Often when modeling one thing will lead to another. My need for some gate valves is a good example. I was planning to build a small coke oven bank. While researching I discovered that when the coke was pulled it needed quenching as otherwise it would burn when the oven was opened (coking basically consists of baking coal at high temperatures in an airless oven). Discovering that it required 500 to 800 gallons of water to quench the hot coke, I worked my way back to requiring a pump house and finally a way to control the water. Therefore, the gate valves needed to be created.

A book published in 1907 titled “Surface arrangements at bituminous mines: coal washing, principles of coking, coking in the beehive oven, by-product coking, surface arrangements at anthracite mines, preparation of anthracite” (they loved these long titles back then) is available via Google Books has a very nice illustration of a Gate Valve.
With a front and side view I could bring it into Sketchup. Knowing that it was an illustration of a 6" gate valve it was simple to scale the completed Sketchup model from the valve throat.
I made the decision that I needed three gate valves inside the Pump House. My reasoning was, it would add to the “mechanical clutter” in the Pump House. Figure that they would have had one gate valve on the line to the storage tank, a second gate valve directly to the coke oven bank and a third gate valve that would by-pass both of those to route the discharge back to the river.
The main water supply will be a water tank placed above the On18 track level. I can easily get 12-in separation between the ovens and where the bottom of a tank could go. This will allow for a scale 36-ft standpipe, which will supply sufficient pressure for the coke ovens.
If for some reason the water tank has to be by-passed, this gate valve would discharge directly to the coke oven bank. I’m not clear (haven’t really looked into it) just what kind of pressure this would be but if the water tank was damaged for example, it would be sensible to provide water to the coke ovens and washery no matter what pressure.
I would think that it would also make sense to by-pass both (1) and (2) working/testing the pump in which case, the discharge will be out the side of the Pump House and back into the river. The best part of this, in addition to more pipe, is that we get a cool discharge pipe sticking out of the Pump House.

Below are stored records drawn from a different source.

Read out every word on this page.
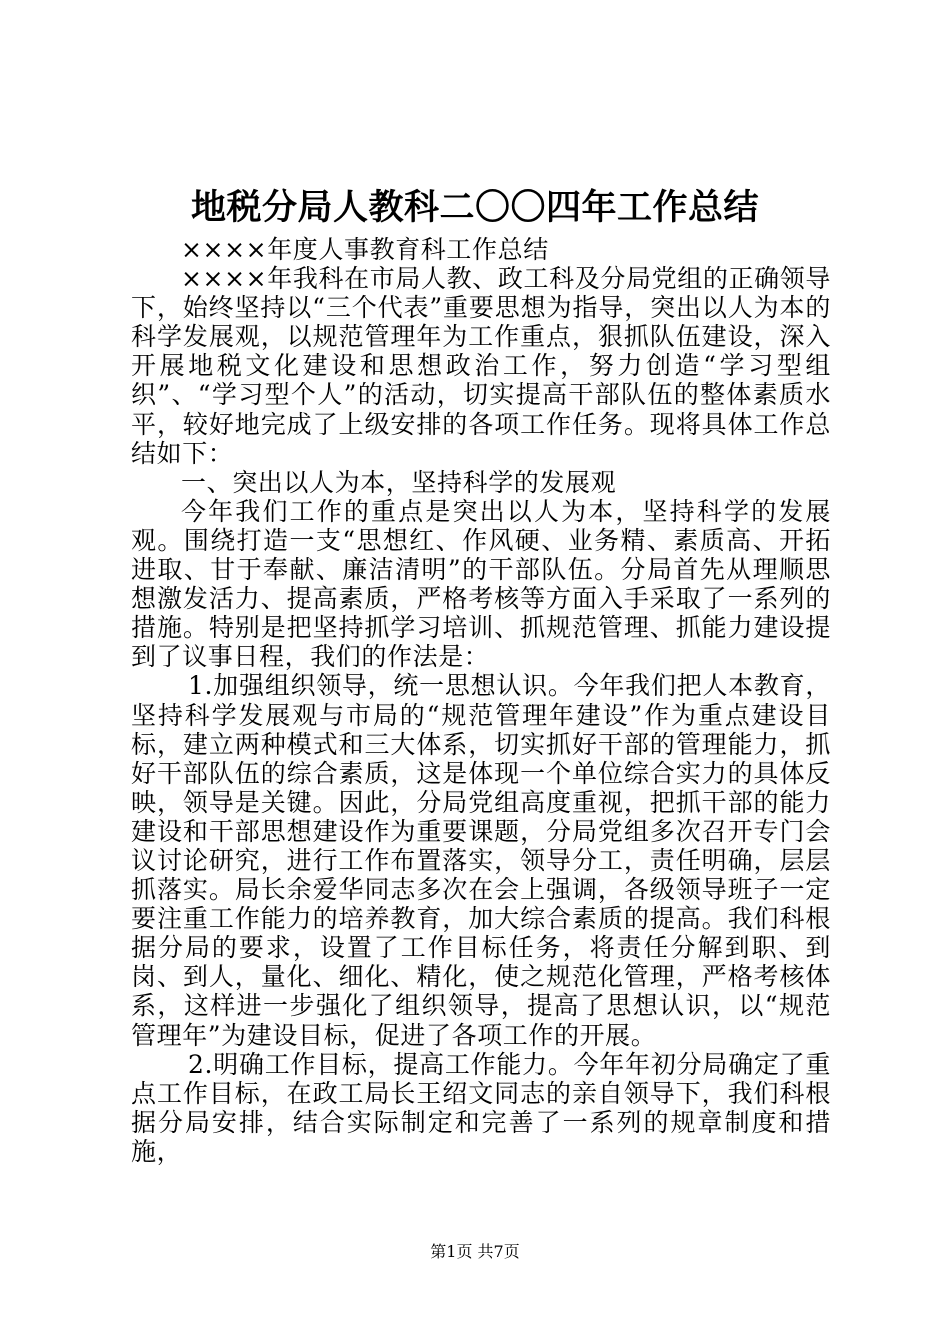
地税分局人教科二〇〇四年工作总结

××××年度人事教育科工作总结

××××年我科在市局人教、政工科及分局党组的正确领导下，始终坚持以“三个代表”重要思想为指导，突出以人为本的科学发展观，以规范管理年为工作重点，狠抓队伍建设，深入开展地税文化建设和思想政治工作，努力创造“学习型组织”、“学习型个人”的活动，切实提高干部队伍的整体素质水平，较好地完成了上级安排的各项工作任务。现将具体工作总结如下：

一、突出以人为本，坚持科学的发展观

今年我们工作的重点是突出以人为本，坚持科学的发展观。围绕打造一支“思想红、作风硬、业务精、素质高、开拓进取、甘于奉献、廉洁清明”的干部队伍。分局首先从理顺思想激发活力、提高素质，严格考核等方面入手采取了一系列的措施。特别是把坚持抓学习培训、抓规范管理、抓能力建设提到了议事日程，我们的作法是：

1.加强组织领导，统一思想认识。今年我们把人本教育，坚持科学发展观与市局的“规范管理年建设”作为重点建设目标，建立两种模式和三大体系，切实抓好干部的管理能力，抓好干部队伍的综合素质，这是体现一个单位综合实力的具体反映，领导是关键。因此，分局党组高度重视，把抓干部的能力建设和干部思想建设作为重要课题，分局党组多次召开专门会议讨论研究，进行工作布置落实，领导分工，责任明确，层层抓落实。局长余爱华同志多次在会上强调，各级领导班子一定要注重工作能力的培养教育，加大综合素质的提高。我们科根据分局的要求，设置了工作目标任务，将责任分解到职、到岗、到人，量化、细化、精化，使之规范化管理，严格考核体系，这样进一步强化了组织领导，提高了思想认识，以“规范管理年”为建设目标，促进了各项工作的开展。

2.明确工作目标，提高工作能力。今年年初分局确定了重点工作目标，在政工局长王绍文同志的亲自领导下，我们科根据分局安排，结合实际制定和完善了一系列的规章制度和措施，

第1页 共7页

My plans for the gate valves were created with Sketchup. One of the tools in Sketchup is the Tape Measure Tool. You can measure a known distance on the model and enter the dimension that you know is right and then you can have the program scale the entire model. That’s what I did here, brought the drawing into Sketchup and used it to re-construct the gate valve. Then, knowing that it was a 6-in valve I scaled everything off of the throat opening. As I said, this was early in the process. I wasn’t too concerned about having everything exact to a fraction of an inch as I was making a gate valve that would be similar to the original, not an exact copy.

To create the gate valves, the materials I used were:

Notice in the above image that the little stems that support that upper plate are not attached. I found that it was easier to add those afterwards.

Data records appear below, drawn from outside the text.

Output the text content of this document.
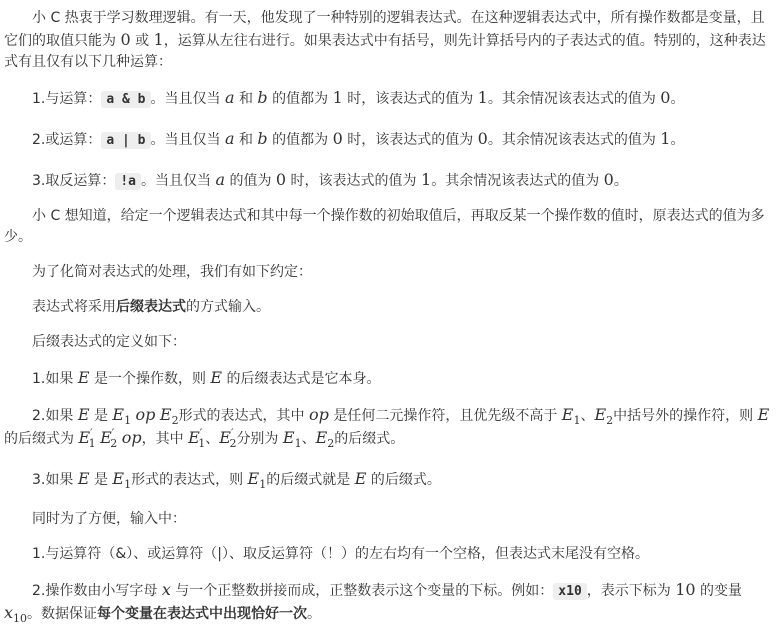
小 C 热衷于学习数理逻辑。有一天，他发现了一种特别的逻辑表达式。在这种逻辑表达式中，所有操作数都是变量，且它们的取值只能为 0 或 1，运算从左往右进行。如果表达式中有括号，则先计算括号内的子表达式的值。特别的，这种表达式有且仅有以下几种运算：

1.与运算： a & b 。当且仅当 a 和 b 的值都为 1 时，该表达式的值为 1。其余情况该表达式的值为 0。

2.或运算： a | b 。当且仅当 a 和 b 的值都为 0 时，该表达式的值为 0。其余情况该表达式的值为 1。

3.取反运算： !a 。当且仅当 a 的值为 0 时，该表达式的值为 1。其余情况该表达式的值为 0。

小 C 想知道，给定一个逻辑表达式和其中每一个操作数的初始取值后，再取反某一个操作数的值时，原表达式的值为多少。

为了化简对表达式的处理，我们有如下约定：

表达式将采用后缀表达式的方式输入。

后缀表达式的定义如下：

1.如果 E 是一个操作数，则 E 的后缀表达式是它本身。

2.如果 E 是 $E_1$ op $E_2$形式的表达式，其中 op 是任何二元操作符，且优先级不高于 $E_1$、$E_2$中括号外的操作符，则 E 的后缀式为 $E'_1$ $E'_2$ op，其中 $E'_1$、$E'_2$分别为 $E_1$、$E_2$的后缀式。

3.如果 E 是 $E_1$形式的表达式，则 $E_1$的后缀式就是 E 的后缀式。

同时为了方便，输入中：

1.与运算符（&）、或运算符（|）、取反运算符（！）的左右均有一个空格，但表达式末尾没有空格。

2.操作数由小写字母 x 与一个正整数拼接而成，正整数表示这个变量的下标。例如： x10 ，表示下标为 10 的变量 $x_{10}$。数据保证每个变量在表达式中出现恰好一次。
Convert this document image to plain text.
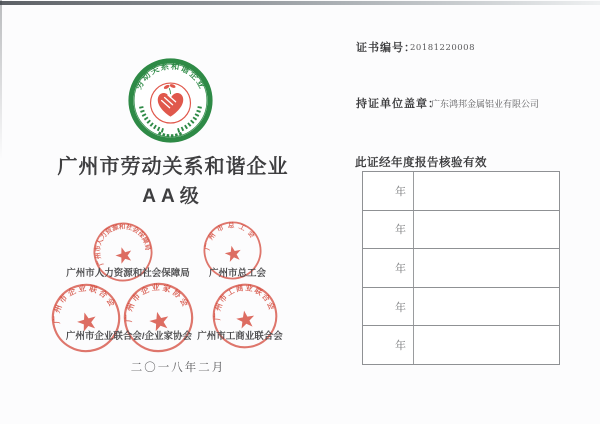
劳动关系和谐企业
广州市劳动关系和谐企业
AA级
广州市人力资源和社会保障局	广州市总工会
广州市企业联合会
广州市企业家协会
广州市工商业联合会
广州市人力资源和社会保障局	广州市总工会
广州市企业联合会/企业家协会 广州市工商业联合会
二〇一八年二月
证书编号：
20181220008
持证单位盖章：
广东鸿邦金属铝业有限公司
此证经年度报告核验有效
年
年
年
年
年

With the vertical braces added the gate valves are pretty much completed. The final detail, the brakewheel, I purchased from Vector Cut. These were from one of the handwheels that are on the O scale “Steam Age Industrial Gears and Handwheels” which you can find on their O Scale Accessories Page.

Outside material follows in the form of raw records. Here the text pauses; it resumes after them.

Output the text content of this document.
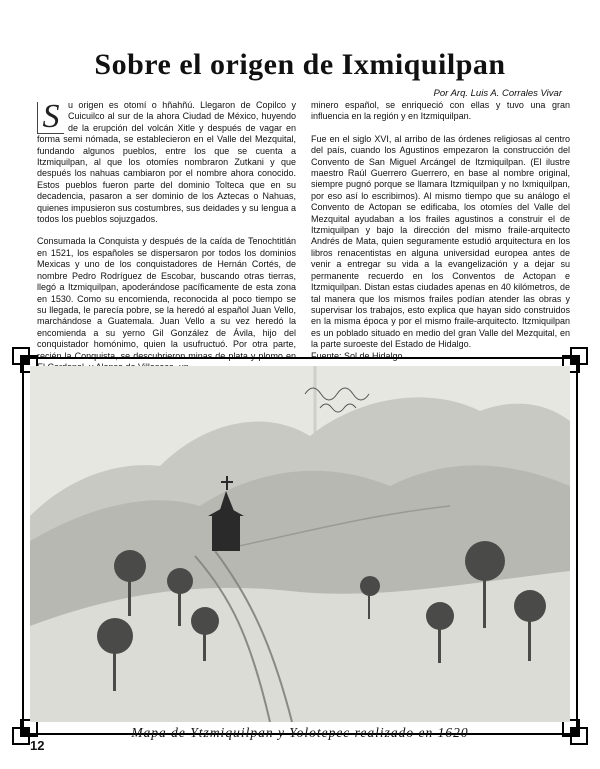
Sobre el origen de Ixmiquilpan
Por Arq. Luis A. Corrales Vivar

S u origen es otomí o hñahñú. Llegaron de Copilco y Cuicuilco al sur de la ahora Ciudad de México, huyendo de la erupción del volcán Xitle y después de vagar en forma semi nómada, se establecieron en el Valle del Mezquital, fundando algunos pueblos, entre los que se cuenta a Itzmiquilpan, al que los otomíes nombraron Zutkani y que después los nahuas cambiaron por el nombre ahora conocido. Estos pueblos fueron parte del dominio Tolteca que en su decadencia, pasaron a ser dominio de los Aztecas o Nahuas, quienes impusieron sus costumbres, sus deidades y su lengua a todos los pueblos sojuzgados.

Consumada la Conquista y después de la caída de Tenochtitlán en 1521, los españoles se dispersaron por todos los dominios Mexicas y uno de los conquistadores de Hernán Cortés, de nombre Pedro Rodríguez de Escobar, buscando otras tierras, llegó a Itzmiquilpan, apoderándose pacíficamente de esta zona en 1530. Como su encomienda, reconocida al poco tiempo se su llegada, le parecía pobre, se la heredó al español Juan Vello, marchándose a Guatemala. Juan Vello a su vez heredó la encomienda a su yerno Gil González de Ávila, hijo del conquistador homónimo, quien la usufructuó. Por otra parte, recién la Conquista, se descubrieron minas de plata y plomo en

minero español, se enriqueció con ellas y tuvo una gran influencia en la región y en Itzmiquilpan.

Fue en el siglo XVI, al arribo de las órdenes religiosas al centro del país, cuando los Agustinos empezaron la construcción del Convento de San Miguel Arcángel de Itzmiquilpan. (El ilustre maestro Raúl Guerrero Guerrero, en base al nombre original, siempre pugnó porque se llamara Itzmiquilpan y no Ixmiquilpan, por eso así lo escribimos). Al mismo tiempo que su análogo el Convento de Actopan se edificaba, los otomíes del Valle del Mezquital ayudaban a los frailes agustinos a construir el de Itzmiquilpan y bajo la dirección del mismo fraile-arquitecto Andrés de Mata, quien seguramente estudió arquitectura en los libros renacentistas en alguna universidad europea antes de venir a entregar su vida a la evangelización y a dejar su permanente recuerdo en los Conventos de Actopan e Itzmiquilpan. Distan estas ciudades apenas en 40 kilómetros, de tal manera que los mismos frailes podían atender las obras y supervisar los trabajos, esto explica que hayan sido construidos en la misma época y por el mismo fraile-arquitecto. Itzmiquilpan es un poblado situado en medio del gran Valle del Mezquital, en la parte suroeste del Estado de Hidalgo.

Fuente: Sol de Hidalgo
Mapa de Ytzmiquilpan y Yolotepec realizado en 1620
12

Note that the gate valve on the far left in the above image is open while the other two are closed. The open valve will connecting to the piping that runs to the water tank on the On18 railway on my layout. The two closed valves will run directly to the coke ovens and to the line running to the outside and back into the river.

Finally, here are two of the gate valves mounted. The pipes are pieced together using Plastruct elbows. The elbows are fine but I ended up making my own flanges from Evergreen tubing as the Plastruct stuff is simply oversized. I’m pretty much satisfied with how it came out. Looking at this photo there are many places I could improve the mechanisms – if I were totally nuts. Luckily for me all of this is pretty much hard to see with the building installed and what I did is ‘Good Nuff’.

The scratch-built gate valves were, as I said, ‘Good Nuff’ for where they were to be used. I had got into 3d printing a little later on and decided to upload a .stl file from the Sketchup model I created originally just to give me dimensions to build these suckers out of bits and pieces.
The photo above is a screen-grab from the Shapeways website of the original design. Pretty simple – in fact it’s as about as simple as I could make it and still be happy. I ‘did’ add some bolts to the top of the valve body, the packing gland housing and the top support after I had my test parts printed but that was pretty much it.
This thing has undergone so many revisions that I don’t even have a copy of the original design that I could find.

Here are the gate valves printed by Shapeways in what they call ‘Frosted Ultra Detail’ (known to us having things printed in this material as ‘FUD’). There is minor layering that you can see on the upper support bracket on the one laying on the dime but that’s not obvious really, except with a close-up like this.
You can get finer resolution but the cost is quite a bit higher. I’m pretty much happy with how these came out.